First, she was called the bra-burning feminist with a degree from Wellesley. Then, she was the aggressively political spouse from Arkansas who plotted behind closed doors. Today, she is the millionaire elitist who socializes in New York City and the Hamptons.

Few modern political figures inspire the animus that Hillary Rodham Clinton generates, and the cottage industry that opposes her never really goes out of business. But as Mrs. Clinton prepares for a likely presidential campaign in 2016, the sprawling network is evolving to attack her on new grounds.

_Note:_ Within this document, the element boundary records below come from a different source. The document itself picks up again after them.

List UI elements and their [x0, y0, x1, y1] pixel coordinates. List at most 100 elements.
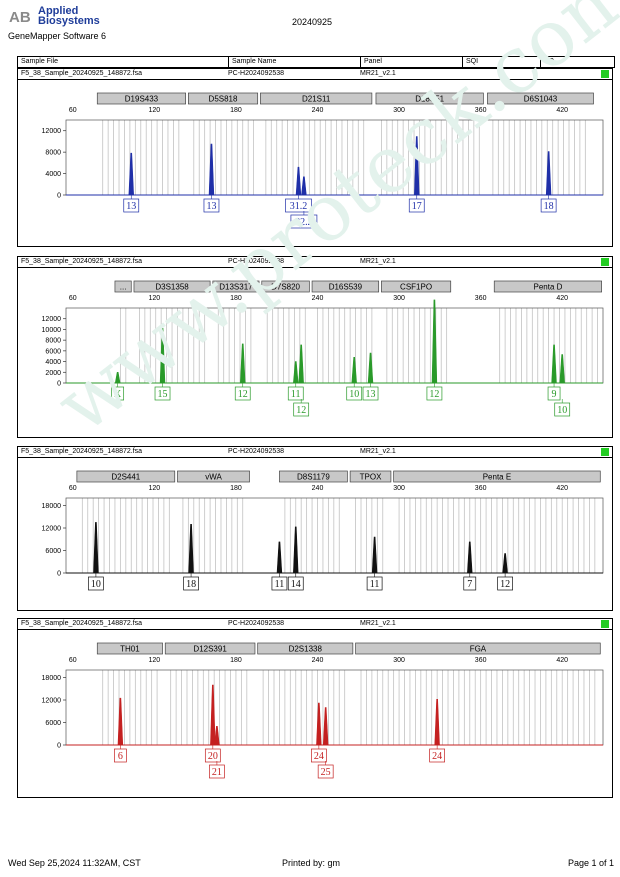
marker-label[interactable]: D18S51	[375, 92, 484, 105]
peak[interactable]	[316, 702, 322, 746]
marker-label[interactable]: D5S818	[188, 92, 259, 105]
y-tick-label: 6000	[45, 348, 61, 355]
peak[interactable]	[434, 698, 440, 746]
marker-label[interactable]: ...	[114, 280, 132, 293]
peak[interactable]	[208, 143, 215, 196]
marker-label[interactable]: TH01	[96, 642, 163, 655]
marker-name: TPOX	[360, 473, 382, 482]
x-tick-label: 300	[393, 107, 405, 114]
marker-label[interactable]: FGA	[355, 642, 601, 655]
marker-label[interactable]: D8S1179	[279, 470, 348, 483]
marker-name: Penta E	[483, 473, 511, 482]
marker-box	[212, 280, 260, 293]
peak[interactable]	[502, 553, 508, 574]
marker-name: D16S539	[329, 283, 363, 292]
peak[interactable]	[117, 697, 124, 746]
allele-label: 12	[296, 405, 306, 416]
marker-name: D19S433	[125, 95, 159, 104]
peak[interactable]	[467, 541, 473, 574]
allele-call[interactable]: 13	[362, 383, 379, 401]
marker-label[interactable]: D2S441	[76, 470, 176, 483]
peak[interactable]	[128, 152, 134, 196]
peak[interactable]	[276, 541, 283, 574]
allele-call[interactable]: 13	[203, 195, 220, 213]
peak[interactable]	[559, 354, 565, 384]
peak[interactable]	[367, 352, 374, 384]
marker-label[interactable]: D12S391	[164, 642, 256, 655]
allele-call[interactable]: 12	[426, 383, 443, 401]
allele-call[interactable]: 11	[287, 383, 304, 401]
peak[interactable]	[371, 536, 378, 574]
allele-call[interactable]: 25	[317, 761, 334, 779]
allele-label: 18	[186, 579, 196, 590]
allele-call[interactable]: 12	[497, 573, 513, 591]
allele-call[interactable]: 31.2	[285, 195, 312, 213]
marker-label[interactable]: D13S317	[212, 280, 260, 293]
peak[interactable]	[295, 166, 302, 196]
marker-label[interactable]: CSF1PO	[381, 280, 452, 293]
peak[interactable]	[214, 725, 220, 746]
peak[interactable]	[545, 151, 552, 196]
x-tick-label: 420	[556, 107, 568, 114]
marker-label[interactable]: D16S539	[311, 280, 380, 293]
peak[interactable]	[114, 371, 121, 384]
peak[interactable]	[240, 343, 246, 384]
allele-call[interactable]: 18	[183, 573, 199, 591]
peak[interactable]	[293, 526, 299, 574]
allele-call[interactable]: 10	[554, 399, 571, 417]
peak[interactable]	[351, 356, 357, 384]
allele-call[interactable]: 9	[547, 383, 561, 401]
marker-label[interactable]: TPOX	[349, 470, 392, 483]
peak[interactable]	[293, 361, 299, 384]
marker-label[interactable]: D21S11	[260, 92, 373, 105]
allele-box	[209, 764, 225, 779]
marker-box	[375, 92, 484, 105]
allele-call[interactable]: 6	[114, 745, 127, 763]
allele-call[interactable]: 11	[271, 573, 288, 591]
allele-call[interactable]: 14	[287, 573, 304, 591]
peak[interactable]	[298, 344, 304, 384]
x-tick-label: 120	[149, 107, 161, 114]
x-tick-label: 300	[393, 295, 405, 302]
peak[interactable]	[322, 707, 329, 746]
allele-call[interactable]: 24	[311, 745, 327, 763]
marker-label[interactable]: Penta D	[493, 280, 602, 293]
allele-box	[287, 576, 304, 591]
y-tick-label: 12000	[42, 526, 62, 533]
black-dye-panel: F5_38_Sample_20240925_148872.fsa PC-H2024…	[17, 446, 613, 611]
marker-label[interactable]: Penta E	[393, 470, 601, 483]
peak[interactable]	[210, 684, 216, 746]
marker-label[interactable]: D7S820	[261, 280, 310, 293]
allele-call[interactable]: 10	[346, 383, 363, 401]
allele-call[interactable]: 11	[366, 573, 383, 591]
allele-call[interactable]: 12	[293, 399, 310, 417]
marker-label[interactable]: vWA	[177, 470, 250, 483]
marker-name: D6S1043	[524, 95, 558, 104]
x-tick-label: 240	[312, 295, 324, 302]
marker-label[interactable]: D6S1043	[487, 92, 594, 105]
allele-call[interactable]: 10	[88, 573, 104, 591]
peak[interactable]	[414, 136, 420, 196]
allele-call[interactable]: 24	[429, 745, 445, 763]
allele-call[interactable]: 12	[234, 383, 251, 401]
allele-call[interactable]: 20	[204, 745, 221, 763]
allele-call[interactable]: 32.2	[290, 211, 318, 229]
allele-call[interactable]: 13	[123, 195, 140, 213]
marker-label[interactable]: D19S433	[96, 92, 186, 105]
allele-call[interactable]: X	[111, 383, 125, 401]
allele-call[interactable]: 17	[408, 195, 425, 213]
peak[interactable]	[188, 523, 194, 574]
peak[interactable]	[301, 176, 307, 196]
allele-label: 31.2	[290, 201, 308, 212]
allele-call[interactable]: 21	[209, 761, 225, 779]
peak[interactable]	[431, 299, 438, 384]
allele-call[interactable]: 18	[540, 195, 557, 213]
peak[interactable]	[159, 328, 166, 384]
peak[interactable]	[93, 522, 99, 574]
allele-call[interactable]: 7	[463, 573, 477, 591]
marker-label[interactable]: D2S1338	[257, 642, 354, 655]
allele-call[interactable]: 15	[154, 383, 171, 401]
peak[interactable]	[551, 344, 557, 384]
marker-label[interactable]: D3S1358	[133, 280, 211, 293]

There are ''super PACs'' with names like Women Against Hillary, Just Say No to Hillary, Stop Hillary and Defeat Hillary. The Republican National Committee recently introduced a website PoorHillaryClinton.com, which mocks Mrs. Clinton's wealth.

While all politicians endure scrutiny and efforts by the other side to define them, the attacks on Mrs. Clinton often take on a personal tone, which her defenders say is driven by an electorate still coming to terms with the possibility of a female president.

But the message against Mrs. Clinton before 2016 is shifting, highlighting new, less gender-based attacks than those leveled during the 2008 campaign. She is no longer caricatured as the embodiment of a 1960s feminist pushing her husband's administration to the left. Instead, Mrs. Clinton is criticized as overly cautious and centrist and out of touch with average Americans. Last summer she said that her family was ''dead broke'' upon leaving the White House, yet she has made millions off her books and is paid hundreds of thousands of dollars for speeches.

This kind of reporting only underlines that the difference between national newspapers and super PACs like Ready for Hillary and “Correct the Record” rapid-response spinners can be pretty blurry.